CEAT to save the country Rs. 11 b in foreign exchange via import substitution

Tuesday, 18 August 2020 00:52 -     - {{hitsCtrl.values.hits}}

 

  • Increasing car radial tyre capacity by 45% within next few weeks; new machinery being installed
  • Currently produces 2 m tyres per annum 
  • Says it has capacity to supply 100% of Sri Lanka’s truck and bus tyre requirements

CEAT Kelani Holdings yesterday announced that in response to the Government’s policies to develop domestic industry, it has stepped up capacity utilisation across all its manufacturing plants to supply the full domestic requirement of truck and bus tyres, thereby helping to conserve much-needed foreign currency for the country.

Rising to the challenge of the temporary import restrictions in place, the company which already manufactures the majority of Sri Lanka’s tyre requirements said it could supply 100% of the passenger bus and goods transport sectors’ tyre needs through domestic production. 

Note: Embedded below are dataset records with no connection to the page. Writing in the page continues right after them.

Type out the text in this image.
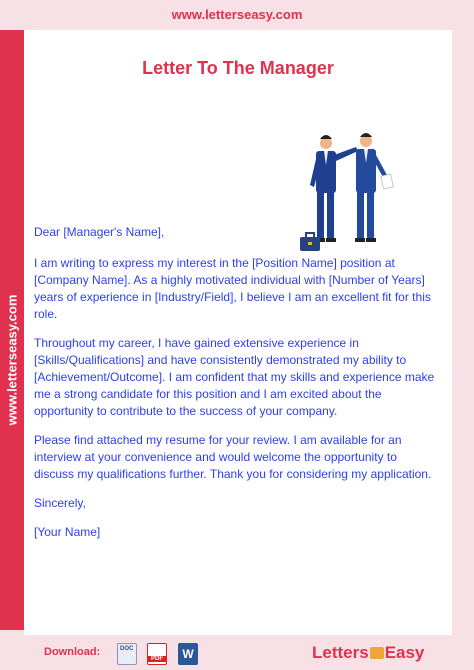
www.letterseasy.com
www.letterseasy.com
Letter To The Manager

Dear [Manager's Name],

I am writing to express my interest in the [Position Name] position at [Company Name]. As a highly motivated individual with [Number of Years] years of experience in [Industry/Field], I believe I am an excellent fit for this role.

Throughout my career, I have gained extensive experience in [Skills/Qualifications] and have consistently demonstrated my ability to [Achievement/Outcome]. I am confident that my skills and experience make me a strong candidate for this position and I am excited about the opportunity to contribute to the success of your company.

Please find attached my resume for your review. I am available for an interview at your convenience and would welcome the opportunity to discuss my qualifications further. Thank you for considering my application.

Sincerely,

[Your Name]

Download:	DOC
PDF	W	Letters Easy
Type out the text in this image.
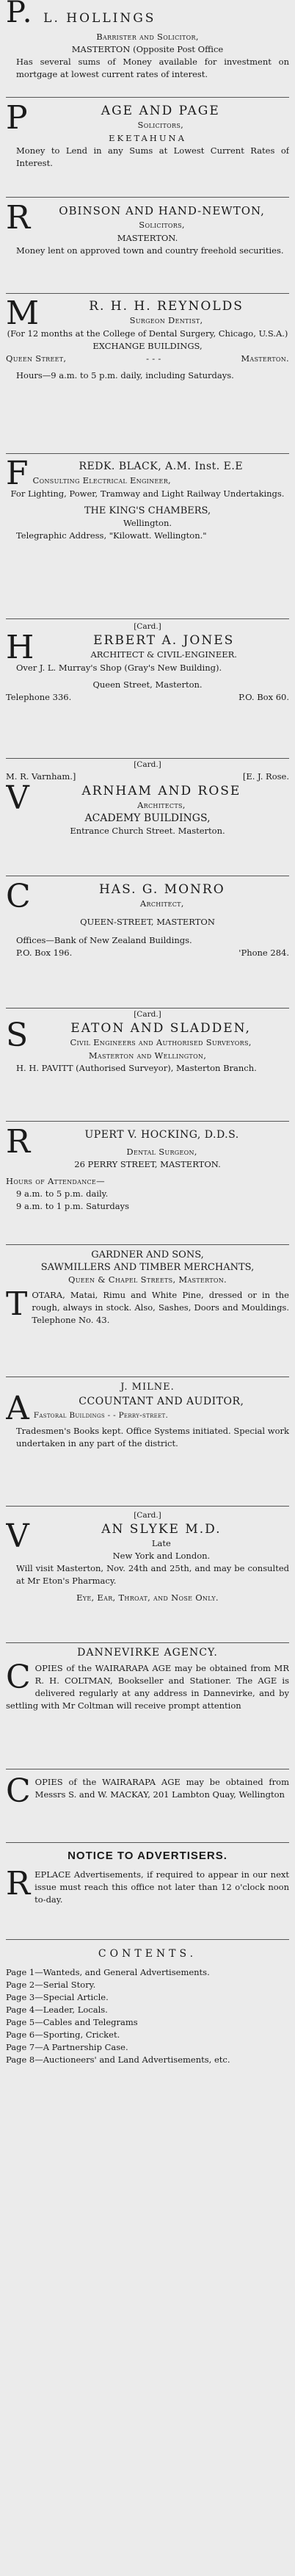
P. L. HOLLINGS
Barrister and Solicitor,
MASTERTON (Opposite Post Office
Has several sums of Money available for investment on mortgage at lowest current rates of interest.
P	AGE AND PAGE
Solicitors,
EKETAHUNA
Money to Lend in any Sums at Lowest Current Rates of Interest.
R	OBINSON AND HAND-NEWTON,
Solicitors,
MASTERTON.
Money lent on approved town and country freehold securities.
M	R. H. H. REYNOLDS
Surgeon Dentist,
(For 12 months at the College of Dental Surgery, Chicago, U.S.A.)
EXCHANGE BUILDINGS,
Queen Street,	- - -	Masterton.
Hours—9 a.m. to 5 p.m. daily, including Saturdays.
F	REDK. BLACK, A.M. Inst. E.E
Consulting Electrical Engineer,
For Lighting, Power, Tramway and Light Railway Undertakings.
THE KING'S CHAMBERS,
Wellington.
Telegraphic Address, "Kilowatt. Wellington."
[Card.]
H	ERBERT A. JONES
ARCHITECT & CIVIL-ENGINEER.
Over J. L. Murray's Shop (Gray's New Building).
Queen Street, Masterton.
Telephone 336.	P.O. Box 60.
[Card.]
M. R. Varnham.]	[E. J. Rose.
V	ARNHAM AND ROSE
Architects,
ACADEMY BUILDINGS,
Entrance Church Street. Masterton.
C	HAS. G. MONRO
Architect,
QUEEN-STREET, MASTERTON
Offices—Bank of New Zealand Buildings.
P.O. Box 196.	'Phone 284.
[Card.]
S	EATON AND SLADDEN,
Civil Engineers and Authorised Surveyors,
Masterton and Wellington,
H. H. PAVITT (Authorised Surveyor), Masterton Branch.
R	UPERT V. HOCKING, D.D.S.
Dental Surgeon,
26 PERRY STREET, MASTERTON.
Hours of Attendance—
9 a.m. to 5 p.m. daily.
9 a.m. to 1 p.m. Saturdays
GARDNER AND SONS,
SAWMILLERS AND TIMBER MERCHANTS,
Queen & Chapel Streets, Masterton.
T OTARA, Matai, Rimu and White Pine, dressed or in the rough, always in stock. Also, Sashes, Doors and Mouldings. Telephone No. 43.
J. MILNE.
A	CCOUNTANT AND AUDITOR,
Fastoral Buildings - - Perry-street.
Tradesmen's Books kept. Office Systems initiated. Special work undertaken in any part of the district.
[Card.]
V	AN SLYKE M.D.
Late
New York and London.
Will visit Masterton, Nov. 24th and 25th, and may be consulted at Mr Eton's Pharmacy.
Eye, Ear, Throat, and Nose Only.
DANNEVIRKE AGENCY.
C OPIES of the WAIRARAPA AGE may be obtained from MR R. H. COLTMAN, Bookseller and Stationer. The AGE is delivered regularly at any address in Dannevirke, and by settling with Mr Coltman will receive prompt attention
C OPIES of the WAIRARAPA AGE may be obtained from Messrs S. and W. MACKAY, 201 Lambton Quay, Wellington
NOTICE TO ADVERTISERS.
R EPLACE Advertisements, if required to appear in our next issue must reach this office not later than 12 o'clock noon to-day.
CONTENTS.
Page 1—Wanteds, and General Advertisements.
Page 2—Serial Story.
Page 3—Special Article.
Page 4—Leader, Locals.
Page 5—Cables and Telegrams
Page 6—Sporting, Cricket.
Page 7—A Partnership Case.
Page 8—Auctioneers' and Land Advertisements, etc.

This would represent a saving of Rs. 11 billion a year in foreign exchange through import substitution, the company said.

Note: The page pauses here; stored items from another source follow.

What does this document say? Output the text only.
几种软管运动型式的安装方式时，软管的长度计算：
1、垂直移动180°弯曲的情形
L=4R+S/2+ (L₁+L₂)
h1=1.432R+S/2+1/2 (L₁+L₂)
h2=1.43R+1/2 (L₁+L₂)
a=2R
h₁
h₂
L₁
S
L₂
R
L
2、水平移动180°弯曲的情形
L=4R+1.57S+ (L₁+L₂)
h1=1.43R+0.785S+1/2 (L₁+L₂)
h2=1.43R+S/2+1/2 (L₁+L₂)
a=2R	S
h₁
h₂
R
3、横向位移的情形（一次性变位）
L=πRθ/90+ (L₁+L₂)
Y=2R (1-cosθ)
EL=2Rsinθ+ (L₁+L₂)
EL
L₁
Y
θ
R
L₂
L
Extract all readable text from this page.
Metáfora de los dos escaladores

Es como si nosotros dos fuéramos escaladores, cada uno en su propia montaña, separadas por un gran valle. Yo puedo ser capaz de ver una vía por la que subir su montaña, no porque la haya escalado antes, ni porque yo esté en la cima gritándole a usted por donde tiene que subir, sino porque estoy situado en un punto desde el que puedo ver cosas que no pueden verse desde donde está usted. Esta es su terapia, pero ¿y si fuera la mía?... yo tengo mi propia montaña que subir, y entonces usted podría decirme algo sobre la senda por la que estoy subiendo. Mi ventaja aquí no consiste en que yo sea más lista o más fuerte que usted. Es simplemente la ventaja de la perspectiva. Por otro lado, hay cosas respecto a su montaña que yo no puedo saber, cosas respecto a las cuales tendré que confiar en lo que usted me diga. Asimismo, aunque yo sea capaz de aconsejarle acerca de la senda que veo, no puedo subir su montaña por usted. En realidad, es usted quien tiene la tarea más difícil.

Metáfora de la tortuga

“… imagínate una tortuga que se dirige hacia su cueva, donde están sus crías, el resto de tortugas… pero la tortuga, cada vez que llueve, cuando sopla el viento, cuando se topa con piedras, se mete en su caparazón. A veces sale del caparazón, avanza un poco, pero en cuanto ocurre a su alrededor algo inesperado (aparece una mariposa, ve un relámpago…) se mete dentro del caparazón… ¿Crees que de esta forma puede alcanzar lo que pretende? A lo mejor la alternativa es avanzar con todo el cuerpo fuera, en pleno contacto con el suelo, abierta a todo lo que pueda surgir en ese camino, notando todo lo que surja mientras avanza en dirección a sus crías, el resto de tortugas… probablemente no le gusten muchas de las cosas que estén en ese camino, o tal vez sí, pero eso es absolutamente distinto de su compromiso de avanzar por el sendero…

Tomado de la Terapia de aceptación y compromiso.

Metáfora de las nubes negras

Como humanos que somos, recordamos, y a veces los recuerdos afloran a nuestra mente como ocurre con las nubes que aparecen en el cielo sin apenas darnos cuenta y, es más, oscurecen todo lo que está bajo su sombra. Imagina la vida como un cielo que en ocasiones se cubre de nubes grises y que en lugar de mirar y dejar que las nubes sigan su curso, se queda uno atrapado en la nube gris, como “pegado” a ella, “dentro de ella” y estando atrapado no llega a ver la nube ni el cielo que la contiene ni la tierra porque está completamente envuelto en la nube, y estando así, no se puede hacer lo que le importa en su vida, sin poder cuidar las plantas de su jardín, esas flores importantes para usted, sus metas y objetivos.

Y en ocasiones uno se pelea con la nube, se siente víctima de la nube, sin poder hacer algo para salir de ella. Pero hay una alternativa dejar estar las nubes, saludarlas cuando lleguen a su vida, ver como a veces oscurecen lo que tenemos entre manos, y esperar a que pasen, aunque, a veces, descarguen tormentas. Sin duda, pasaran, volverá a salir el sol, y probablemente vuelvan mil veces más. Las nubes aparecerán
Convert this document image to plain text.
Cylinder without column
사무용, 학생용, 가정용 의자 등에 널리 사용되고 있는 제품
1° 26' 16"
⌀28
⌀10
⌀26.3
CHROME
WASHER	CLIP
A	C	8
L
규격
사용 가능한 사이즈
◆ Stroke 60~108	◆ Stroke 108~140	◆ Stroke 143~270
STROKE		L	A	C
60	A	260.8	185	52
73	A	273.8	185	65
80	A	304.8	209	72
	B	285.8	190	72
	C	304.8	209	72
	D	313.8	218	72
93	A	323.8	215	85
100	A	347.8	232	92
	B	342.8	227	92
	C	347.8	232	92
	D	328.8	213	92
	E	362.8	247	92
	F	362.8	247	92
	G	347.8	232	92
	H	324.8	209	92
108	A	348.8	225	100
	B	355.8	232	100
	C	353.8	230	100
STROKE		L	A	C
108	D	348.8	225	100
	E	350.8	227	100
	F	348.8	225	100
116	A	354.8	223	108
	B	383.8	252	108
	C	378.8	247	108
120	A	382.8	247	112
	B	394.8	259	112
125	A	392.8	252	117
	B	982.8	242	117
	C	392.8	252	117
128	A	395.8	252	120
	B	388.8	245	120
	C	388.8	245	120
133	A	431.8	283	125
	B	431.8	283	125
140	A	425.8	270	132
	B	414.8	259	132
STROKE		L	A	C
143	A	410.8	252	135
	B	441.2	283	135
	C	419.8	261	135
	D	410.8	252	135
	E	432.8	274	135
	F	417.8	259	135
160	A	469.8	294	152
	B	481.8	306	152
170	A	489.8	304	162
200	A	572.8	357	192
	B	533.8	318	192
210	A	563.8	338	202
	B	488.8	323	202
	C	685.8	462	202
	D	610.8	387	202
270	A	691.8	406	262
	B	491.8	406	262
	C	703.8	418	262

“The role of local industry is primarily to supply domestic needs and export surplus production, which CEAT Kelani Holdings has done very successfully for many years,” the company’s Managing Director Ravi Dadlani said.

“We have periodically invested in expanding capacity and product range and now export to 16 countries. However, although we can supply 100% of the truck and bus tyre requirement with current production, we also have the option if the need arises, to shift some of our export volumes of markets that have not yet opened up to cater to the domestic market and support the Government’s effort to reduce foreign exchange outflows.”

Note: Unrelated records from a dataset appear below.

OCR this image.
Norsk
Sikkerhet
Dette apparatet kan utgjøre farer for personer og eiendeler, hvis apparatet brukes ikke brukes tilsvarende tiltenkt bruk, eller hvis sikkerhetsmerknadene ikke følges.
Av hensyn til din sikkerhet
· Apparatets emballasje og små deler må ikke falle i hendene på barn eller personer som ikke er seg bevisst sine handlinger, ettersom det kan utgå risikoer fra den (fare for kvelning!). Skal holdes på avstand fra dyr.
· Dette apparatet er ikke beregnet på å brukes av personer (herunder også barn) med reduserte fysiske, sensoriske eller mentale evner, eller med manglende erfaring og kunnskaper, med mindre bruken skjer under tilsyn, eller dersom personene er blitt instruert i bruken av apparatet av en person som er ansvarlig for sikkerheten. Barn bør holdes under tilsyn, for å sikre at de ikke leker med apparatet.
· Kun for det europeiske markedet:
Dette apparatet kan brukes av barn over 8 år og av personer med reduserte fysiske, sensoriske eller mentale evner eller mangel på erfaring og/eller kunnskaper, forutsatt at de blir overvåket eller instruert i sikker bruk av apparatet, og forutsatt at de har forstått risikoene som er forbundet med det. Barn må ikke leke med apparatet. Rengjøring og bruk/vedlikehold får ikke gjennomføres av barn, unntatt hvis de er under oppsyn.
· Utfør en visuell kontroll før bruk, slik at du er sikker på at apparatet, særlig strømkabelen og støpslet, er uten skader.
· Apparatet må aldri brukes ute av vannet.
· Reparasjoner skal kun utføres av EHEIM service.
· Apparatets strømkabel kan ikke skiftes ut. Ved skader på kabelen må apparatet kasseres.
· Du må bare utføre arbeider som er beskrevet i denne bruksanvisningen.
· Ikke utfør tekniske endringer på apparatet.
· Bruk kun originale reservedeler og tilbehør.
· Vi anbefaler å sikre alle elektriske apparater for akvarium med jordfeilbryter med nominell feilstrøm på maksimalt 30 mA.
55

Elaborating on the company’s capacity to meet additional domestic demand created by the restriction of imports, Dadlani disclosed that CEAT Kelani could currently produce two million tyres annually in many categories with an imminent addition within next few of weeks of a further 200,000 car and van radial tyres since new machinery is being installed pending the arrival of foreign technologists to commission the new capacity.

“It is also our opinion that in many applications it is cost-beneficial and a viable alternative to replace imported 10.00 R20 radial truck and bus tyres with locally produced 10.00-20 heavy duty 18 PR bias-ply tyres,” Dadlani said, pointing out that with its ability to be re-treaded multiple times in a lifespan due to its robust heavy duty nylon construction, users can enjoy a lower cost per km from CEAT truck and bus tyres. 

He said this alternative, in addition to saving much-needed foreign exchange to the country, would also support the local tyre re-treading industry which currently is in need of more good quality nylon tyre casings for its growth.

Truck bus tyres that fit 20-inch rims are among those that have been categorised as restricted for import at present, along with car radial tyres that fit rims of 12, 13 and 14 inches.

CEAT Kelani has also announced that it has kept the prices of its tyres unchanged since December 2019 to support customers and the economy.

In July the company launched ‘Ceat Lyfmax’ – a heavy-duty 10.00 R-20 size bias-ply tyre for trucks, engineered and built specifically for users who consider heavy load-carrying capability with higher mileage a priority. Each tyre weighs a solid 52kgs (115 pounds) and has been extensively tested and benchmarked against two of the top imported brands attributed with load-carrying credentials in the local market.

CEAT Kelani Holdings is considered one of the most successful India-Sri Lanka joint ventures in the manufacturing sector. The joint venture’s cumulative investment in Sri Lanka to date totals Rs. 8 billion, inclusive of Rs. 3 billion committed in January 2018 for expansion of volumes, technology upgrades and new product development.

The company’s manufacturing operations in Sri Lanka encompass pneumatic tyres in the radial (passenger cars, vans and SUVs), commercial (bias-ply and radial), motorcycle, three-wheeler and agricultural vehicle segments.